In this powerful collection, Chelsea Rathburn seeks to voice matters once deemed unspeakable, from collisions between children and predators to the realities of postpartum depression. Still Life with Mother and Knife considers the female body, “mute and posable,” as object of both art and violence. Once an artist’s model, now a mother, Rathburn knows “how hard / it is to be held in the eyes of another.” Intimate and fearless, her poems move in interlocking sections between the pleasures and dangers of childhood, between masterpieces of art and magazine centerfolds, and―in a gripping sequence in dialogue with Delacroix’s paintings and sketches of Medea―between the twinned ferocities of maternal love and rage. With singular vision and potent poetic form, Rathburn crafts a complex portrait of girlhood and motherhood from which it is impossible to look away.
Chelsea Rathburn’s poetry collection A Raft of Grief was published in 2013 by Autumn House Press. Her first full-length collection of poetry, The Shifting Line, received the 2005 Richard Wilbur Award. She is also author of a limited-edition chapbook, Unused Lines, published by Aralia Press in 2003. Her poems have appeared in The Atlantic Monthly, Poetry, Ploughshares, New England Review, and Five Points, among other journals and anthologies, and her prose has appeared in Creative Nonfiction. She teaches English and creative writing at Young Harris College.
A collection of poems that focus on motherhood, womanhood, relationships, and identity.
from The Stitch: "At home, before the baby's first flutters / and kicks, I feel the stitch's tug and scrape, // the sharp and constant pinch a reminder / of the danger we'd escaped, the danger I was."
from Medee Furieuse, 1838: "Maybe all mothers murder their children's / innocence. In the painting, Medea holds / her boys so close they're one body again, / two cords she must cut. The children have no choice / but to love the hand that holds the knife."
from Praise Song: "they seem / to hate each other and the goats, / the woman radiating the kind / of disappointment I've taught myself / to hide"
Another great book I have read for #thesealeychallenge2023. This is Chelsea Rathburn's 3rd collection of poems, and I really enjoyed all of it.
Many of the poems are free verse, but she also employs meter and/or rhyme, as well as both traditional and nontraditional sonnets.
The book's sections are clear and made perfect sense to me (although most modern poetry books now have sections, many seem arbitrary). The overall theme of the book is motherhood, and each section is true to that while also examining other themes: growing up in Florida (Section 1), being pregnant and having a newborn (Section 2), art, mostly Delacroix (Section 3), nature and animals/the newborn is now a child (Section 4), and family life (Section 5). The last few poems also circle back to art, parents, high school, and other earlier topics.
I have many favorite poems, but here are a few: Introduction to Statistics; Introduction to Gerontology; Introduction to Sex Education; Not Child, The Corinthian Women; Praise Song; Shocks and Changes; and Self-Portrait in Wood or Stone or Air.

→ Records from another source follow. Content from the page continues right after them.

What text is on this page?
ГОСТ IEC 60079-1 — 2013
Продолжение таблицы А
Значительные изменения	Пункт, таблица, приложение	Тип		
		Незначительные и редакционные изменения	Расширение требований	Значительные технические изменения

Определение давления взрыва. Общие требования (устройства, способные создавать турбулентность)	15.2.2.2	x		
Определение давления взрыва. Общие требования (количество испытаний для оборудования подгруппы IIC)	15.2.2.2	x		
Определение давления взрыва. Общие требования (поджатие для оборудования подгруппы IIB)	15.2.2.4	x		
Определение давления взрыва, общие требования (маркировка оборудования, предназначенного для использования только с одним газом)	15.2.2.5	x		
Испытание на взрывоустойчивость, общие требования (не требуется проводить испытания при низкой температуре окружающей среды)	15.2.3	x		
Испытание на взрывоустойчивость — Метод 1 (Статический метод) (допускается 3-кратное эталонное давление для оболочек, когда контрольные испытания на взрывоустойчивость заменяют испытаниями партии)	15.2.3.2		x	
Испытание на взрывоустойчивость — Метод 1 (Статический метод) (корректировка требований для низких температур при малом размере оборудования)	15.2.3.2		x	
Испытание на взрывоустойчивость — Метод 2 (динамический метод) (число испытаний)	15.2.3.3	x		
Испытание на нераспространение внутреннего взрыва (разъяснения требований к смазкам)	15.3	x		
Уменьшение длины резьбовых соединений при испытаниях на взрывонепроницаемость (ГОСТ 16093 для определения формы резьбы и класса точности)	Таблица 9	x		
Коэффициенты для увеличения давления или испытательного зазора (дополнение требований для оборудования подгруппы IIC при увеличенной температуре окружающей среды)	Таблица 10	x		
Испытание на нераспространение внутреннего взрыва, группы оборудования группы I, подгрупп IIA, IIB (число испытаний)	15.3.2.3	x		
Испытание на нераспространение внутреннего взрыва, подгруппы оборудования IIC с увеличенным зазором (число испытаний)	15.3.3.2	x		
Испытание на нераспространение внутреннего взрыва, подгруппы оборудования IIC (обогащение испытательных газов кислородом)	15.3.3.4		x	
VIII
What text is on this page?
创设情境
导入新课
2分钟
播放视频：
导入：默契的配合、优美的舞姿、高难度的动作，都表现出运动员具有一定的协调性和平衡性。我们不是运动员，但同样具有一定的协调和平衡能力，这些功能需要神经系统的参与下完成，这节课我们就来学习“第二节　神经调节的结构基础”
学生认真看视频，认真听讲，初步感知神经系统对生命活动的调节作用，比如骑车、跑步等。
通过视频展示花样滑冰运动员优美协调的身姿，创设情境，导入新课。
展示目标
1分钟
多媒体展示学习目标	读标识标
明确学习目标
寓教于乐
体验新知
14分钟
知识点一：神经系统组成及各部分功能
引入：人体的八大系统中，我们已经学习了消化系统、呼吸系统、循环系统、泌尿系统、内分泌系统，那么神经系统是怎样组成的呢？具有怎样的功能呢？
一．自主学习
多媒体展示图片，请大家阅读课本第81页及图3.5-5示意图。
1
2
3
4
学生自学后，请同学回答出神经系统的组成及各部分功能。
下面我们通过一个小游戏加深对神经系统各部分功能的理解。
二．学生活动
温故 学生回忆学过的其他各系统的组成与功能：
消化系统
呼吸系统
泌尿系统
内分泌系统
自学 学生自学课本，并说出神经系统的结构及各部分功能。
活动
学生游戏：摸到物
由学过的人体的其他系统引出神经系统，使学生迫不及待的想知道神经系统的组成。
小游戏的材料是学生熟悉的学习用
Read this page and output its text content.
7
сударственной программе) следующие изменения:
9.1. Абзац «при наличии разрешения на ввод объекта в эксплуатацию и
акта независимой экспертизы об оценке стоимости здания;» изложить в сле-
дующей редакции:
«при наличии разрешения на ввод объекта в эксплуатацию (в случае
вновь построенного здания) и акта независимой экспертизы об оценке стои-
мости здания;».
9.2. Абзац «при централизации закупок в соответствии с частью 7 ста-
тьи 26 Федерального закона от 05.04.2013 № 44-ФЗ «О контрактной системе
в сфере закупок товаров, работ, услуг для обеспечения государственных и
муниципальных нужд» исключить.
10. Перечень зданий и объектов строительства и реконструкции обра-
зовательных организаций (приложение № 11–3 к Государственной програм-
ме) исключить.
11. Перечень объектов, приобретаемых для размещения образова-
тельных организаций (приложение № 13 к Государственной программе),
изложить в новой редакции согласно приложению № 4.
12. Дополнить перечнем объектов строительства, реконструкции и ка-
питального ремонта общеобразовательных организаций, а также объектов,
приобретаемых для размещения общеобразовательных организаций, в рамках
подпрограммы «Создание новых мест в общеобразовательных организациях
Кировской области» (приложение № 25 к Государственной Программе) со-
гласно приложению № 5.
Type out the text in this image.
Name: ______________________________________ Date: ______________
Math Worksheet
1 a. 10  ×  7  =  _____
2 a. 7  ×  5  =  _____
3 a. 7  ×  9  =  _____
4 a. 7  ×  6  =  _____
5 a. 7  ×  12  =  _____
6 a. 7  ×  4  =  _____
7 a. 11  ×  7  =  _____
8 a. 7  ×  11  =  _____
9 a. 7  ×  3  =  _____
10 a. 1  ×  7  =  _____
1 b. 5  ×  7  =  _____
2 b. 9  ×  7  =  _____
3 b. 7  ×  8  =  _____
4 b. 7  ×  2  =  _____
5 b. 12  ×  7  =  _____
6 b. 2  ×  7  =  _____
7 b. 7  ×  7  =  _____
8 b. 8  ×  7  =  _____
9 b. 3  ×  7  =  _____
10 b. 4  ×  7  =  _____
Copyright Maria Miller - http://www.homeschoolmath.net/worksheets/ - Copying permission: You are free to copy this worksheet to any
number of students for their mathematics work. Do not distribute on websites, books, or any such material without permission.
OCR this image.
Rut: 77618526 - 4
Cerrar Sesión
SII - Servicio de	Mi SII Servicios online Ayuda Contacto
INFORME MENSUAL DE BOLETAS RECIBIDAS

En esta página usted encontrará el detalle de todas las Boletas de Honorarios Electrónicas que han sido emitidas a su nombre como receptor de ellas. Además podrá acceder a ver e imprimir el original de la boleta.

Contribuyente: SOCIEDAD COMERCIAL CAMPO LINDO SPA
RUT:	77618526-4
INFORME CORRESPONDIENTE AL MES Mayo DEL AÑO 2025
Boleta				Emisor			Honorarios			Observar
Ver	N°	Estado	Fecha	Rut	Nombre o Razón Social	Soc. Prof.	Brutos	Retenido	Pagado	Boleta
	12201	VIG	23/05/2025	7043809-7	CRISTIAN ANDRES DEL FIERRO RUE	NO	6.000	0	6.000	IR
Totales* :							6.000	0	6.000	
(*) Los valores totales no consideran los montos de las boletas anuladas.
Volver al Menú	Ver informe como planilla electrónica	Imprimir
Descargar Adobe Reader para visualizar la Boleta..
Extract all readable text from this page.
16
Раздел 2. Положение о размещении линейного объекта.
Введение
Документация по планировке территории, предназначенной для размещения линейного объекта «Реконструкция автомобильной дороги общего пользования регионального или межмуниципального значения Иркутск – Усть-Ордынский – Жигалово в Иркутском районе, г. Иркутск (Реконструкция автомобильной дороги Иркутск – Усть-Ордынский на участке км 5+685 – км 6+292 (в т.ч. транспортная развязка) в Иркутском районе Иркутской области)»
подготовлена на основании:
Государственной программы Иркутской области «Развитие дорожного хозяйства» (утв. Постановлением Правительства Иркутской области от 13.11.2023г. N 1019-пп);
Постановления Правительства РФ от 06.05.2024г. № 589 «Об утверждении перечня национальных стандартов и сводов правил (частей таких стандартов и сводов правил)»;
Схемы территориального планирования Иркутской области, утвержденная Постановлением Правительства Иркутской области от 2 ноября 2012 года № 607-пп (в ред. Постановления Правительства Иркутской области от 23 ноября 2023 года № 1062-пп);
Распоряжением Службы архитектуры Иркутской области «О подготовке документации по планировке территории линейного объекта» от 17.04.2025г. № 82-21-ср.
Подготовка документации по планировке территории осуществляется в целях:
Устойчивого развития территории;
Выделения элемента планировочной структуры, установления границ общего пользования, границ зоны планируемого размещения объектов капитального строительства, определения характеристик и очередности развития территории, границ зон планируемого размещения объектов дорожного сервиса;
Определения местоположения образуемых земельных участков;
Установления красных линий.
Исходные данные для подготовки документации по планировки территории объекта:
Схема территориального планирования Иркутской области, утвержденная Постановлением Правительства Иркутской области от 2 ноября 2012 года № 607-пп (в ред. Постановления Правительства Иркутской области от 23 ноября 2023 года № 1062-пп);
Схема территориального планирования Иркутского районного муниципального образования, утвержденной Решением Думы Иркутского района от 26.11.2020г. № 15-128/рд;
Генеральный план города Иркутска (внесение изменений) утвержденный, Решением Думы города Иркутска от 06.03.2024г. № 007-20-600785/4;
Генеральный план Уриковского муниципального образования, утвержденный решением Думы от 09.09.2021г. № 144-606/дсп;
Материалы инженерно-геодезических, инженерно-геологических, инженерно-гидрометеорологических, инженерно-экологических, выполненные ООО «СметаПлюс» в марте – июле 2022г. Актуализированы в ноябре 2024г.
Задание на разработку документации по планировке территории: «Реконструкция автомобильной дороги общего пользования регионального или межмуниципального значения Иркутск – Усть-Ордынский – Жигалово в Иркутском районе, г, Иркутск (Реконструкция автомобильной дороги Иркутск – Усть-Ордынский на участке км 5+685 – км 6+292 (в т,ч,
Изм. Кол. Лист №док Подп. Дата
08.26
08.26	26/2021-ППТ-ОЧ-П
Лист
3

A few of my favorite bits: "The air alive and humming, like a bush in flower throbbing with bees" --Introduction to Desire
"Maybe all mothers murder their children's innocence." --Médée Furieuse, 1838
"The body of the deer was draped across the bank like a melting Dali clock . . . " --The Undertow
"This ruined castle slipping back to sand" --At the Shore
Chelsea Rathburn was a speaker at a conference I attended last month, and her book Still Life with Mother and Knife is a book of poems written after the birth of Rathburn’s first child and in the aftermath of significant post-partum depression. It’s centered on mother daughter relationships, with Medea—who, in the Greek play named after her, kills her own two children—as a central symbol.
Favorite Quotation: “but I remembered/ sometimes how easy it was to slip/ free of the body, like stepping from a robe,/ and how certain I felt in that black space,/ my friends and the darkness calling me.”
In Chelsea Rathburn's Still Life with Mother and Knife, motherhood and girlhood expand and blur until they become inseparable. In four tightly self-contained sections, Rathburn journeys from girlhood to womanhood to motherhood, taking pains to look unflinchingly at the dangers and desires inherent in every stage of female life. Written mostly in fixed form, these poems boil with anger and love beneath their polished surfaces.
Really great— the section that opens the book, where each poem is presented as Introduction to (X) was particularly powerful and worked well together. Still less convinced of the other sections in relation to each other or the overarching narrative, but loved the formal bent (Sonnets and sonnet-ish structures throughout). This book is quite slim as well, proving much can be said in an economical space
I don't gravitate toward books about motherhood, but I loved this one. Rathburn avoids sentimentality and writes with a keen edge, looking at the dangers inherent in her own childhood, art, and becoming a mother. Several poems are absolutely gut-wrenching, and all of them are beautiful.